Susan Sontag'a göre yazar kime denir sorusu ışığında edebiyat üzerine düşünceler
Haber Merkezi

Susan Sontag, sıfatlara sığmayan bir kadın. Büyük bir düşünür, deneme yazarı, hikâyeci, eleştirmen. Fotoğraftan hastalığa, edebiyattan sinemaya ve siyasete, çok farklı konularda yetkin bir şekilde kalem oynatarak dünyaya yaklaşımımızı ve düşünme biçimlerimizi etkilemiş bir isim.

Sontag’ın ölümünden sonra çıkan derlemesi At the Same Time (Aynı Anda), daha önce yayınlanmamış denemelerine, incelemelerine ve konuşmalarına yer veriyor.

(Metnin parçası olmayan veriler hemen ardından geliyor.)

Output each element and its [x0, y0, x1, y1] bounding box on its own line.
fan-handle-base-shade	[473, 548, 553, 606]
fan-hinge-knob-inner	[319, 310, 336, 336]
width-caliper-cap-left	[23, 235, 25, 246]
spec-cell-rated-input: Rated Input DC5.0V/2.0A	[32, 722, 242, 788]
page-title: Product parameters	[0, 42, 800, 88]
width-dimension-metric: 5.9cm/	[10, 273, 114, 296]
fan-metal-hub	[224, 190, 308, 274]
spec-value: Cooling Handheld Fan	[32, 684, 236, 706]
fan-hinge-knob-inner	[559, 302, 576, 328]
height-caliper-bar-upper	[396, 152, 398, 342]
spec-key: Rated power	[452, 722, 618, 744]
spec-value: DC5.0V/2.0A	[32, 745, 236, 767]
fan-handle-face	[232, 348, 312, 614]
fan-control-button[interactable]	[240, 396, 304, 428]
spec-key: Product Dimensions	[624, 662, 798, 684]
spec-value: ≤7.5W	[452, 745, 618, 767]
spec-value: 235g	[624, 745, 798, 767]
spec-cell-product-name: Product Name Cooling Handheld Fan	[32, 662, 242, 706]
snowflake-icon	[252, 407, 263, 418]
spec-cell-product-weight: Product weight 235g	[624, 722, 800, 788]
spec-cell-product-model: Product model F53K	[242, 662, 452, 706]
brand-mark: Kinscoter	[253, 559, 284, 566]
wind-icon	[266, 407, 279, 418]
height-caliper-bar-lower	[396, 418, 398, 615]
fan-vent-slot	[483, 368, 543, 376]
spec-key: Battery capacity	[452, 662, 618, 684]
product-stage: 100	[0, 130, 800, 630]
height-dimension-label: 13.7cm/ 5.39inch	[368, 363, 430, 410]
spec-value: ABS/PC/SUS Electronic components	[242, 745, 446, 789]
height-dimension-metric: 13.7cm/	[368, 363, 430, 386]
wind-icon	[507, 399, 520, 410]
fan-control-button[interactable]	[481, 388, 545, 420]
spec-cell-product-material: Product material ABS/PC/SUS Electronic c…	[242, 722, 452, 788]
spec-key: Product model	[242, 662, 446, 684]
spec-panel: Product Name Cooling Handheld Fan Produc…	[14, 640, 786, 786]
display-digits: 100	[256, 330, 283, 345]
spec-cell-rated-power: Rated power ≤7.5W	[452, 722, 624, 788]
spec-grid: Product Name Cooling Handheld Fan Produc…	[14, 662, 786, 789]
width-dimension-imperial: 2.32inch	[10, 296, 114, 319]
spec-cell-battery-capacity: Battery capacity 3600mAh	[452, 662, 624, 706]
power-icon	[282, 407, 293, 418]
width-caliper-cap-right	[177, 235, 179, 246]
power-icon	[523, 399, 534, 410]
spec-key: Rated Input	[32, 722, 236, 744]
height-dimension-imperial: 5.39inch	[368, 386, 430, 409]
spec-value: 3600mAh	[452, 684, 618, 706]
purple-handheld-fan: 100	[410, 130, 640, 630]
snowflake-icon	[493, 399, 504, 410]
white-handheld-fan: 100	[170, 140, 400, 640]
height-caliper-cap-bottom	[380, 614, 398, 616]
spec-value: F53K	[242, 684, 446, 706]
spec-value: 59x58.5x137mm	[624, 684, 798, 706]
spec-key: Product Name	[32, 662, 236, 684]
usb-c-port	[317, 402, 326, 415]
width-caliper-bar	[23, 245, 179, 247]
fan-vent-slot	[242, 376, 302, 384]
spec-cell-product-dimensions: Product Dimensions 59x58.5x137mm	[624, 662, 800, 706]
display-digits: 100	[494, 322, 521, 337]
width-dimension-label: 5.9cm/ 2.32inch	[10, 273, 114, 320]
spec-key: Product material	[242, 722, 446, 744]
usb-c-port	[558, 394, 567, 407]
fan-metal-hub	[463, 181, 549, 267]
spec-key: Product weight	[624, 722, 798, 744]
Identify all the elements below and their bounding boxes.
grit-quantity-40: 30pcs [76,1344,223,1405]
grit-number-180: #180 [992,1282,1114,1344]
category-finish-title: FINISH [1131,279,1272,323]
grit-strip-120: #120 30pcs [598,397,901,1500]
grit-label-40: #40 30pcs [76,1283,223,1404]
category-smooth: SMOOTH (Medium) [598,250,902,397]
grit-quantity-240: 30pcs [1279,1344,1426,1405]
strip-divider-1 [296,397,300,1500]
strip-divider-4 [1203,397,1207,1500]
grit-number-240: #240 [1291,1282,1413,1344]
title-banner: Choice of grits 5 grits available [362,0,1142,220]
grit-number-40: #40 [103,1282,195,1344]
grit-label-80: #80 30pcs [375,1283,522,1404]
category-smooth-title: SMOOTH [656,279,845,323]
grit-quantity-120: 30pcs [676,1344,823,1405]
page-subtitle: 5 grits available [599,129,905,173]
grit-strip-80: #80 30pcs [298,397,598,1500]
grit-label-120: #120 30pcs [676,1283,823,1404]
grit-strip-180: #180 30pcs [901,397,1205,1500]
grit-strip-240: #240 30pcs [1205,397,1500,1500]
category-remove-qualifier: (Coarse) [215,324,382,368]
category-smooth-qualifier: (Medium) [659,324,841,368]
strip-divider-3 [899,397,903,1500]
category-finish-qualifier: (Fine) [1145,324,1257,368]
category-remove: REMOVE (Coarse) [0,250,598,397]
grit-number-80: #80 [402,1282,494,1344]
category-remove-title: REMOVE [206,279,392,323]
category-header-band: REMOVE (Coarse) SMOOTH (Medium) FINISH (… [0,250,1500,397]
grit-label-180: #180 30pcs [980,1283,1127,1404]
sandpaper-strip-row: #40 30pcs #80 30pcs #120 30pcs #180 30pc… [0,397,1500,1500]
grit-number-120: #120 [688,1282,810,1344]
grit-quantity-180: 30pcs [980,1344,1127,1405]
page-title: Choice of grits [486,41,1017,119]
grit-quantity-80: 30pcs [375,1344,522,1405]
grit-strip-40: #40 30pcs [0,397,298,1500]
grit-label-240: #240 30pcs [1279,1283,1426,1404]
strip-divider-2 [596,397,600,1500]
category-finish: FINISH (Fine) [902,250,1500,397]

20. yüzyılın en önemli düşünür ve yazarlarından biriydi Susan Sontag... Roman ve öykülerinin ötesinde, hastalıktan fotoğrafa, siyasetten edebiyata geniş bir yelpazeye yayılan denemeleri ve eleştirel yazılarıyla çağının kültürel algısını biçimlendirdi.

Sontag burada estetikten, fotoğraftan, 11 Eylül’den, Amerika’dan ve Avrupa’dan bahsediyor ama en çarpıcı sözlerini edebiyat üzerine sarf ediyor. Alman Yayıncılar ve Kitapçılar Birliği Barış Ödülü konuşmasında edebiyatın sorgulayıcı ve muhalif yanını vurguluyor.

Edebiyatın gücü

Sontag; "Edebiyatın görevlerinden biri de dönemin hâkim inançlarına karşı sorular sormak, karşı görüşler biçimlendirmektir. Sanat muhalif olmadığı zaman bile sanat dalları zıtlaşmaya yönelir. Edebiyat, diyalogdur; hızlı tepki vermedir. Edebiyat, kültürler evrilip birbiriyle etkileşime girerken insanın canlı olana ve can çekişene karşı verdiği tepkinin tarihi olarak tanımlanabilir." diyor.

Yazar, dönemin hâkim inançlarını sorgularken insanın kendi inançlarını da yıkar, düşüncelerini değiştirir.

Sontag şöyle devam ediyor;

Tabuları yıkmak

"Yazarlar ayrılığımıza, farklılığımıza dair bu klişelerle savaşabilirler zira yazarlar efsaneleri sadece aktarmaz, yaratırlar da. Edebiyat sadece efsane değil, karşı-efsaneler de sunar; tıpkı hayatın karşı-tecrübeler sunması gibi düşündüğünüzü, hissettiğinizi ya da inandığınızı sandığınız şeyi yıkan tecrübeler."

Yazar kime denir

Yazar Sontag'a göre yazar kime denir sorusunun cevabı ise yazdıklarında gizli;

"Bence bir yazar, dikkatini dünyaya veren biridir. Bu, insanların kötülük kapasitelerini anlamaya, kavramaya, bu kapasiteyle bağlantı kurmaya çalışmak anlamına gelir; aynı zamanda da anladığı şey karşısında bozulmamak, yüzeyselleşip bir kiniğe dönüşmemek anlamına. Edebiyat bize dünyanın nasıl bir yer olduğunu anlatır.

"Edebiyat özgürlüktüktür"

Edebiyat insana ahlak ilkeleri kazandırır ve dille, anlatıyla cisimlenen derin bir bilgi birikimi sunar. Edebiyat, biz olmayanlar, bizim olmayanlar için gözyaşı dökme becerimizi geliştirir, çalıştırır. Biz olmayan, bizim olmayanlarla yakınlık kuramazsak nasıl insanlar oluruz? En azından zaman zaman kendimizi affedemezsek nasıl insanlar oluruz? Öğrenemezsek nasıl insanlar oluruz? Affedemezsek? Olduğumuzdan başka biri olamazsak? Edebiyata, dünya edebiyatına erişebilmek ulusal kibir, eğitimsizlik, zorunlu dar kafalılık, budalaca öğretim, kusurlu kader ve talihsizlik hapishanesinden kaçmak demekti. Edebiyat, daha geniş bir hayata giriş pasaportuydu; yani özgürlük bölgesine. Edebiyat özgürlüktü. Özellikle de okumaya ve içe dönüklüğe böyle yoğun bir şekilde meydan okunan bir zamanda edebiyat özgürlüktür."